The satellite TV provider has done a great job slashing expenses and expanding abroad, and that has helped lift its earnings per share dramatically in five years. But don’t be fooled. The main reason for the EPS gain has nothing to do with how well it runs its business. It’s because it has engaged in a massive stock buyback program, halving the number of its shares in circulation by purchasing them from investors.


Spreading earnings over fewer shares translates into higher EPS — a lot higher in DirecTV’s case. Instead of an 88 percent rise to $2.58, EPS nearly quadrupled to $5.22.


Companies have been spending big on buybacks since the 1990s. What’s new is the way buybacks have exaggerated the health of many companies, suggesting through EPS that they are much better at generating profits than they actually are. The distortion is ironic. Critics say the obsessive focus on buybacks has led companies to put off replacing plant and equipment, funding research and development, and generally doing the kind of spending needed to produce rising EPS for the long run.
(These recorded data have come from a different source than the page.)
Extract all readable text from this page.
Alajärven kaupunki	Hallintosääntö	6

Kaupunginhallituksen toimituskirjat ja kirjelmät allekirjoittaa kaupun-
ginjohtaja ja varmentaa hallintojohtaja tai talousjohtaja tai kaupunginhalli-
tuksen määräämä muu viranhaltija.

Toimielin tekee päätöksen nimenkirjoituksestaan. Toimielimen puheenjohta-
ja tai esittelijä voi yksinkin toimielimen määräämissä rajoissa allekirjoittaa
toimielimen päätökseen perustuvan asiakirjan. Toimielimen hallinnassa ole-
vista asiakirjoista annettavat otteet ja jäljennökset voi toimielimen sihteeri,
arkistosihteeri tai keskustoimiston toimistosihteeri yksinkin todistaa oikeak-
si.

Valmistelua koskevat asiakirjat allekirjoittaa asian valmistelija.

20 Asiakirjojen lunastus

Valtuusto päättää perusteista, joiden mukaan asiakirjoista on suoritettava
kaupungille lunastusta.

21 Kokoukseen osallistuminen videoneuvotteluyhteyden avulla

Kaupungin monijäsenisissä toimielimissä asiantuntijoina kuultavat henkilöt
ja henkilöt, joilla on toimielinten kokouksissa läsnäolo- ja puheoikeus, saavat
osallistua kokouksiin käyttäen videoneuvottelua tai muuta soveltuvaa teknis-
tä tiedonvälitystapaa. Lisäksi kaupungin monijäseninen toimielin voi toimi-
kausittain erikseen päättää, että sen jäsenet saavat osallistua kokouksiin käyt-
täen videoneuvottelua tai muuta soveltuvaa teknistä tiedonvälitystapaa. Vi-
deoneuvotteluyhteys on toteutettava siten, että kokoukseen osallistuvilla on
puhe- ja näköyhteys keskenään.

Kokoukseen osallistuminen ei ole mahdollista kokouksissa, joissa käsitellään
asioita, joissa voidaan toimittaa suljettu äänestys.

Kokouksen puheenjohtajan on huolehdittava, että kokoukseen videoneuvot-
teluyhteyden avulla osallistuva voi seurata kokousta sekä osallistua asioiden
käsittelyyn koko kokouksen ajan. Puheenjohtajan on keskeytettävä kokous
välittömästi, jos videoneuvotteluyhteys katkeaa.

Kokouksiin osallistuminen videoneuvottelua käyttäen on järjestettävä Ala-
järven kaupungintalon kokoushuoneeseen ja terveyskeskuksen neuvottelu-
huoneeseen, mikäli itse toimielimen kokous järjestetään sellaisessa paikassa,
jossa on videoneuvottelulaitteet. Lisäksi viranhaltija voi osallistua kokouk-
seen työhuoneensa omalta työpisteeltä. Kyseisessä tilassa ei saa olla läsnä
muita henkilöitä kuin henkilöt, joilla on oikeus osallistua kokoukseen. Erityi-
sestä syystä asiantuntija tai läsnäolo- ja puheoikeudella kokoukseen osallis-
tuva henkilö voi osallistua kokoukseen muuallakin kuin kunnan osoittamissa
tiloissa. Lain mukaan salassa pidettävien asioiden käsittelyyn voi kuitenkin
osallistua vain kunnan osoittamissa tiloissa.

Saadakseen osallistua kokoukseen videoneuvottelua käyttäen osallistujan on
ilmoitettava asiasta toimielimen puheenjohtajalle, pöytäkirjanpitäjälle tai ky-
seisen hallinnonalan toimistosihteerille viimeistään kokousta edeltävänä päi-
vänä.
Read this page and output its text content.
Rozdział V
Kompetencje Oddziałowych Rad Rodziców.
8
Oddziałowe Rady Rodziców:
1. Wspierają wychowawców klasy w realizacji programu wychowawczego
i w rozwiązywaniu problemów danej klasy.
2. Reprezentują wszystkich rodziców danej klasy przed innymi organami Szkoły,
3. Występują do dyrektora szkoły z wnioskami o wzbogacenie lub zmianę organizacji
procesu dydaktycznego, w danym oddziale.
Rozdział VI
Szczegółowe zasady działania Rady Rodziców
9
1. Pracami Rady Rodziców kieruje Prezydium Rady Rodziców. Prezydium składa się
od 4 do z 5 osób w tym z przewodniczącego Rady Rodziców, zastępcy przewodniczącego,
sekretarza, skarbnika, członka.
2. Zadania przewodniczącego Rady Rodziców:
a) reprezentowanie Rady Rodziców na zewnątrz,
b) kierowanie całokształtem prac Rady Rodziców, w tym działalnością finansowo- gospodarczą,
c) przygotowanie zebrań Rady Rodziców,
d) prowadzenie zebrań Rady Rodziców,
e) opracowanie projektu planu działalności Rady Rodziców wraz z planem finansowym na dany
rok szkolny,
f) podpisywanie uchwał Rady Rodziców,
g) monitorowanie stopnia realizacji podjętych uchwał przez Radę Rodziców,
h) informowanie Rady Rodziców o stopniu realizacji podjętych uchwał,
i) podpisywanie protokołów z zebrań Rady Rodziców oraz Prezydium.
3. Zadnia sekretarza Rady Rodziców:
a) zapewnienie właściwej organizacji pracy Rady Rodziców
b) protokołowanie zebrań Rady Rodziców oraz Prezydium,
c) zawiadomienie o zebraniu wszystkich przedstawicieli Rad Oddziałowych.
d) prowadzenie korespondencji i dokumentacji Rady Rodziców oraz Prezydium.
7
“It’s boosted the stock market and flattered earnings, but it’s very short term,” says David Rosenberg, former chief economist at Merrill Lynch, now at money manager Gluskin Sheff. He calls buybacks a “sugar high.”


Over the past five years, 216 companies in the S&P 500 are just like DirecTV: They are getting more of a boost in EPS from slashing share count than from running their underlying business, according to a study by consultancy Fortuna Advisors at the request of The Associated Press. The list of companies cuts across industries, and includes retailer Gap, supermarket chain Kohl’s, railroad operator Norfolk Southern, military contractor Lockheed Martin, and drug distributor AmerisourceBergen.


The stocks of those five have more than tripled, on average, in the past five years.


Companies insist that their buybacks must be judged case by case.


“The vast majority of our shareholders are sophisticated investors who not only use EPS growth but other important measures to determine the success of our company,” says Darris Gringeri, a spokesman for DirecTV.


But Fortuna CEO Gregory Milano says buybacks are a waste of money for most companies.


“It’s game playing — a legitimate, legal form of manufacturing earnings growth,” says Milano, author of several studies on the impact of buybacks. “A lot of people (focus on) earnings per share growth, but they don’t adequately distinguish the quality of the earnings.”


So powerful is the impact, it has turned what would have been basically flat or falling EPS into a gain at some companies over five years. That list includes Cintas, the country’s largest supplier of work uniforms, WellPoint, an insurer, and Dun and Bradstreet, a credit-rating firm.